Aufgrund des argen Besucherschwundes am Berlin Tattoo in den letzten Jahren rief Oberst Dr. Michael Schramm, der Leiter Militärmusikdienst der Bundeswehr, bei Erik Julliard um Hilfe. Der erfolgreiche Produzent des Basel Tattoo fungierte somit im 2011 erstmals als Rettungsanker - vor anderthalb Wochen tat er dies zum zweiten Mal.

Berliner Budget ist zu klein

Doch auch für ihn ist es nicht einfach, das Tattoo in Berlin auf Vordermann zu bringen. Die Show sei vollends gelungen, der musikalische Auftritt hätte nicht besser laufen können und die Zusammenarbeit mit Berlin sei sehr gut gelaufen, blickt er zufrieden zurück.

Allerdings bereitet ihm ein anderer Fakt Bauchschmerzen, denn: Das Spektakel zu Gemühte geführt haben sich an den drei Aufführungstagen «nur» 20'000 Besucher. «Das ist zu wenig», betont Julliard.

Er hat nämlich Grosses vor in Berlin. «Ich will, dass das Berlin Tattoo denselben Erfolg feiert, wie das Basel Tattoo.» Julliard möchte ein musikalisch hochstehendes Programm bieten. Aber mit dem vorhandenen Budget von 1,8 Millionen Euro, sprich 2,4 Millionen Franken, könne er das nicht schaffen.

Militärische Auftritte sind in Berlin heikel

Warum die Stadt an der Spree kein grösseres Interesse zeigt an dem Spektakel in der 02-World-Halle, kann sich Julliard nur ansatzweise erklären. Die Stadt leide wohl an einem Überangebot. Und: «Berlin ist riesig die Logistik für solche Programme dementsprechend aufwendig.»

Hinzu komme möglicherweise die Verarbeitung der Nachkriegszeit. Militärische Auftritte sind nicht bei jedem beliebt, findet das Berlin Tattoo doch traditionsgemäss am ersten November-Wochenende statt, dem Volkstrauertag für die gefallenen Soldaten des Ersten Weltkrieges.

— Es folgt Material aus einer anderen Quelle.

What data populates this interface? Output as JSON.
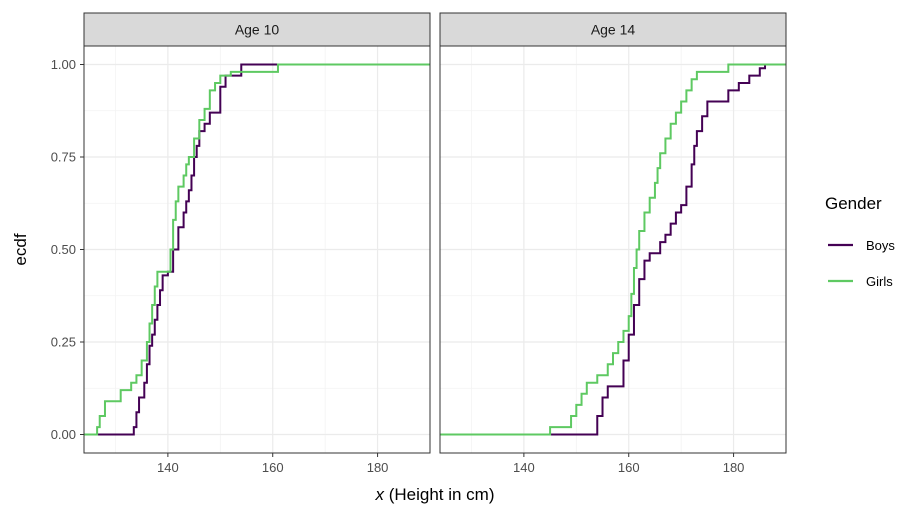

Vor dem Basel Tattoo 2012 erklärte Julliard der bz: «In Basel organisieren wir jedes Mal eine Parade durch die Stadt.» In Berlin sei das nicht möglich. «Die Deutschen sind auf Militärmusik an der Öffentlichkeit sensibel», sagte er damals.

Marketing muss verbessert werden

Damit das Berlin Tattoo weiterhin unter der Führung von Basel Tattoo Productions veranstaltet wird, muss also einiges verbessert werden. Ziel ist es in einem ersten Schritt, mehr als 20 000 Tickets zu verkaufen. Julliard spricht von intensiverer Vermarktung. Die Halle selber würde sich nämlich hervorragend eignen für die Show. Unter anderem wird das Brandenburger Tor in Echtgrösse aufgebaut.

Steht eine Verbesserung der Situation nicht in Aussicht, sieht Erik Julliard nur einen Ausweg, der Ausstieg: «Mit diesen Zahlen sehe ich keine Zukunft.» Es ist also nicht sicher, ob es ein Berlin Tattoo 2013 unter der Führung von Basel Tattoo Productions geben wird. «Wir gehen über die Bücher, prüfen die Zahlen und entscheiden Anfang Jahr, wie es weitergeht.» Julliard will kämpfen: «Wir wollen das Berlin Tattoo durchziehen.»